From DX10 onwards, there are no longer any features that are optional: either you support all of them, or you're not compliant with that version of DirectX. The game will ask the drivers "do you support DX10.1?" and will get the answer "yes" or "no" - and that's the only question it will ask, and the only two possible answers. Thus, unless a graphics card fully supports every feature of DX10.1, it is not compatible with DX10.1 at all.

However, it remains the case that most of the features present in DX10.1 are also present in DX10, so a game can use DX10 and DX10-compliant hardware to do nearly all of the things that it could do with DX10.1-compliant hardware.

mp666
08-16-2007, 10:55 AM
@Sphere
It will support some features of 10.1 but not all, which is a big difference from not supporting any features.
Not really. This simply ensures that the current bunch of DX10 cards will be not DX10.1 compliant.
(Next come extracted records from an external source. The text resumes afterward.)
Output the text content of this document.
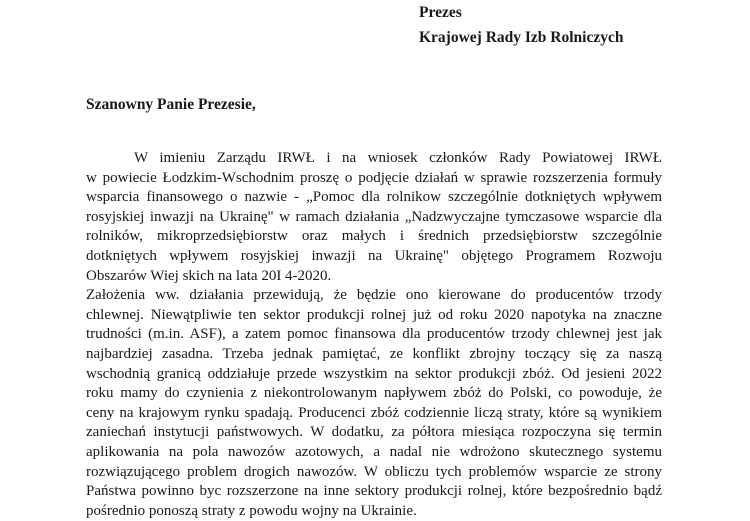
Prezes
Krajowej Rady Izb Rolniczych
Szanowny Panie Prezesie,
W imieniu Zarządu IRWŁ i na wniosek członków Rady Powiatowej IRWŁ
w powiecie Łodzkim-Wschodnim proszę o podjęcie działań w sprawie rozszerzenia formuły
wsparcia finansowego o nazwie - „Pomoc dla rolnikow szczególnie dotkniętych wpływem
rosyjskiej inwazji na Ukrainę" w ramach działania „Nadzwyczajne tymczasowe wsparcie dla
rolników, mikroprzedsiębiorstw oraz małych i średnich przedsiębiorstw szczególnie
dotkniętych wpływem rosyjskiej inwazji na Ukrainę" objętego Programem Rozwoju
Obszarów Wiej skich na lata 20I 4-2020.
Założenia ww. działania przewidują, że będzie ono kierowane do producentów trzody
chlewnej. Niewątpliwie ten sektor produkcji rolnej już od roku 2020 napotyka na znaczne
trudności (m.in. ASF), a zatem pomoc finansowa dla producentów trzody chlewnej jest jak
najbardziej zasadna. Trzeba jednak pamiętać, ze konflikt zbrojny toczący się za naszą
wschodnią granicą oddziałuje przede wszystkim na sektor produkcji zbóż. Od jesieni 2022
roku mamy do czynienia z niekontrolowanym napływem zbóż do Polski, co powoduje, że
ceny na krajowym rynku spadają. Producenci zbóż codziennie liczą straty, które są wynikiem
zaniechań instytucji państwowych. W dodatku, za półtora miesiąca rozpoczyna się termin
aplikowania na pola nawozów azotowych, a nadal nie wdrożono skutecznego systemu
rozwiązującego problem drogich nawozów. W obliczu tych problemów wsparcie ze strony
Państwa powinno byc rozszerzone na inne sektory produkcji rolnej, które bezpośrednio bądź
pośrednio ponoszą straty z powodu wojny na Ukrainie.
As I said before it's not a big deal since game developers won't have big problems.

@nicolasb
hus, unless a graphics card fully supports every feature of DX10.1, it is not compatible with DX10.1 at all.

However, it remains the case that most of the features present in DX10.1 are also present in DX10, so a game can use DX10 and DX10-compliant hardware to do nearly all of the things that it could do with DX10.1-compliant hardware

Exactly.

Sphere
08-16-2007, 01:03 PM
From DX10 onwards, there are no longer any features that are optional: either you support all of them, or you're not compliant with that version of DirectX.


Thanks guys, now I understand what your saying.